A lesson in planning from the Germans?

We will probably never experience a totally pain free development process in this country; nimbyism has become too ingrained in our culture. However, we could go a long way towards reducing the almost universal resistance we currently experience, to new housing, by actually delivering the high quality development, instead of just talking about it.

The question is, how do you ‘force’ developers to build homes that have suitable room sizes, enough inside storage, outside storage for wheelie bins and bicycles, sufficient off street parking – and of course, look good?

In defence of developers, they often start on the back foot, by paying too much for the land they want to build on.  It’s easy to suggest that this is the developers’ fault and that they should just refuse to pay the inflated prices demanded by the landowners.  However, developers have businesses to run and would soon be on the breadline if they held out for a more sensible price, as there will always be another developer willing to pay.

So what’s the answer? Whilst there are many who distrust much about Europe – mainly because of the EU – we do admire much of what the Germans do and the way they do it. As well as their black and white traffic laws, highly efficient manufacturing base and litter free streets, the Germans also seem to have a planning system, that delivers high quality housing.

They do this is two ways. Firstly, they use zones of development, within which building can take place without the need to go through the sort of planning processes we use in this country. Of course, underpinning these zones, there are a raft of design and development guides, that have to be applied to the build.

The second thing they do and the one that must surely allow them to deliver high quality development, along with the required infrastructure and facilities, is exercise a degree of control on the price of land.  They do this by ensuring that there is enough of it available to satisfy demand, thereby avoiding the sort of price inflation that always happens when something is in short supply and high demand.

I suspect the present government has attempted to mimic the German system to some extent, by requiring all local authorities to have a Local Plan identifying a five year supply of housing land.   In addition to this five year land supply, councils must also have an ‘objectively assessed need’ of what housing is required for their area.   In practical terms, this means that the council can’t just produce a Local Plan and stick it on a shelf the next 20 years, as seems to be the passed practice.

Of course, this housing needs assessment and five year housing land supply requirement has not gone down well with the majority of councils, especially those in areas where house prices are high, such as the south east and rural areas adjacent to large cities.
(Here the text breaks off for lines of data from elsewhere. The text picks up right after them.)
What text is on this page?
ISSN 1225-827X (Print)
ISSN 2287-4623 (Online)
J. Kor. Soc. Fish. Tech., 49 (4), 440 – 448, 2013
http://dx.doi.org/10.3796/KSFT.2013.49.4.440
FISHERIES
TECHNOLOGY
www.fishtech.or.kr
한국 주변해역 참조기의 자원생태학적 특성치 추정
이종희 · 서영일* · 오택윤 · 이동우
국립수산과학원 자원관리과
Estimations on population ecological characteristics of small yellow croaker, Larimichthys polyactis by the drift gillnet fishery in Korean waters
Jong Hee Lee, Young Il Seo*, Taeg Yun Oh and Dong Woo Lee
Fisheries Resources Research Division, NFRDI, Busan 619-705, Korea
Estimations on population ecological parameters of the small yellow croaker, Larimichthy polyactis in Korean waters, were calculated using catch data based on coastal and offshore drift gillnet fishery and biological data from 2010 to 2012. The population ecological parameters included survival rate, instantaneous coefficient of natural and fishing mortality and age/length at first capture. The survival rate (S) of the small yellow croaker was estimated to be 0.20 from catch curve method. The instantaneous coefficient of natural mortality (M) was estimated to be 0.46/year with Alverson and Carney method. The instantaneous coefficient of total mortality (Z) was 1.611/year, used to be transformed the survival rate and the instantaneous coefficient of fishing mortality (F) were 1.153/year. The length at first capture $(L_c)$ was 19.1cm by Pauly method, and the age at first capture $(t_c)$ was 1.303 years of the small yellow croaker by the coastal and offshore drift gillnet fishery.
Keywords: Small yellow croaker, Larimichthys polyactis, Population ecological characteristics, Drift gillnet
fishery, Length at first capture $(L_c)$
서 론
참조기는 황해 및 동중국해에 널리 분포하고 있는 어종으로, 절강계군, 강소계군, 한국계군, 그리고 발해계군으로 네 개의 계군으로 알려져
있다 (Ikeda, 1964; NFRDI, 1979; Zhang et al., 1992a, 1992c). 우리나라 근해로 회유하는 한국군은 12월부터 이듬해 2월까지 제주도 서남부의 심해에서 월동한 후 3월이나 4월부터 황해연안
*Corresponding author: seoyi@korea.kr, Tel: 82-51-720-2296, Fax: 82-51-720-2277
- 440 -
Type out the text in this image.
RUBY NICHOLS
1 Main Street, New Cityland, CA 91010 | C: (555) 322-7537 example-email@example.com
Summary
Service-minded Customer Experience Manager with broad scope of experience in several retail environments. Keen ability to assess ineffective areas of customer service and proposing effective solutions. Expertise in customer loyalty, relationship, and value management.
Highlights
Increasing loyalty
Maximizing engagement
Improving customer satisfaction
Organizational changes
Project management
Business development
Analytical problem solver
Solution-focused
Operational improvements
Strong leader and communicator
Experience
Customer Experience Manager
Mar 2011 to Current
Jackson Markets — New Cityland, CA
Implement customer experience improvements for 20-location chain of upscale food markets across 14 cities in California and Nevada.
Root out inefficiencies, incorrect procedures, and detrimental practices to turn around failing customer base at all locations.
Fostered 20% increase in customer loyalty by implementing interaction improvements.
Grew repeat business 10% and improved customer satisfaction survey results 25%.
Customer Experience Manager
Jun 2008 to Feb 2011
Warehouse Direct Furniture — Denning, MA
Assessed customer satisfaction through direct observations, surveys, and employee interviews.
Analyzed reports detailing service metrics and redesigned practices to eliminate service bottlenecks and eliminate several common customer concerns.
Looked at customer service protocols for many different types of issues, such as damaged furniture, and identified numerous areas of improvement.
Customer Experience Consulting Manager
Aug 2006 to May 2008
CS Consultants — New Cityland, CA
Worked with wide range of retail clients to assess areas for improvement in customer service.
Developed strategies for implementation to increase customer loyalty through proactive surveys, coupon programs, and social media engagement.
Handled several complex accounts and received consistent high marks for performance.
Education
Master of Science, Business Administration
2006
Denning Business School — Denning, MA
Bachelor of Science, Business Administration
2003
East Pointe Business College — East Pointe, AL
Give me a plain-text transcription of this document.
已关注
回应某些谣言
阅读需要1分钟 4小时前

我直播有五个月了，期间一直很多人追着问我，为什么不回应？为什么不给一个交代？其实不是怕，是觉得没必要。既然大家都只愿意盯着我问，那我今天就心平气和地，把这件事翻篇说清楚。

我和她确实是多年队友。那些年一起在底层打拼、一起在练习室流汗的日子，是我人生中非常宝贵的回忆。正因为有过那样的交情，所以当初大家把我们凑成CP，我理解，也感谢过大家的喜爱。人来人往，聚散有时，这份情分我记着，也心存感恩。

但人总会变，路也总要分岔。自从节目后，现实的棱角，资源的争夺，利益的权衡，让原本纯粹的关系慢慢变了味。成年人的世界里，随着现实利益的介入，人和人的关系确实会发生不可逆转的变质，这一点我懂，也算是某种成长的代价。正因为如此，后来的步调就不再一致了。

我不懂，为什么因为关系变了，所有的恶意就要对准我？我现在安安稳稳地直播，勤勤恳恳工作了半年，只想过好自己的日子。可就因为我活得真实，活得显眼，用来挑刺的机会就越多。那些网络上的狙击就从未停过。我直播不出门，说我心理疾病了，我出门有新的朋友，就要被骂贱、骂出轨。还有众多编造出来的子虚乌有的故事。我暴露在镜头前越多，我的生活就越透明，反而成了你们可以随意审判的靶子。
The politicians in these councils are screaming blue murder about concreting over the countryside, the loss of the green belt and urban sprawl, all this whilst ignoring the increasing demand for housing and the ever increasing difficult for young people trying to get on the housing ladder.

Frustratingly, the government has failed to explain the thinking behind the changes introduced by the National Planning Policy Framework, fuelling the suspicion that these changes are more about the bank accounts of the developers, than providing homes that people can afford. This suspicion is further reinforced, by the trump card government handed to developers, in the form of a viability test.

The viability argument allows developers to wriggle out of providing affordable housing, community facilities and just about anything else they believe will, according to them, make the development financially unviable. Which of course rolls us all the way back to the price paid for the land in the first place. If you provide enough of anything to satisfy the demand, then the cost of the commodity on offer, in this case land, not only remains stable , but often reduces in real terms. Clearly, we’re not ‘making’ any more land, so it has its own dynamic when it comes to value. As such, it wouldn’t be helpful to compare it to something that was in the past expensive to produce and therefore expensive to buy, but now has become affordable to all, such as the simple cup of tea, but it does help to set the scene. Provide enough of anything and then make it readily available to those who want it and the price of it finds an affordable level. That seems to be the very simple rule the Germans have used.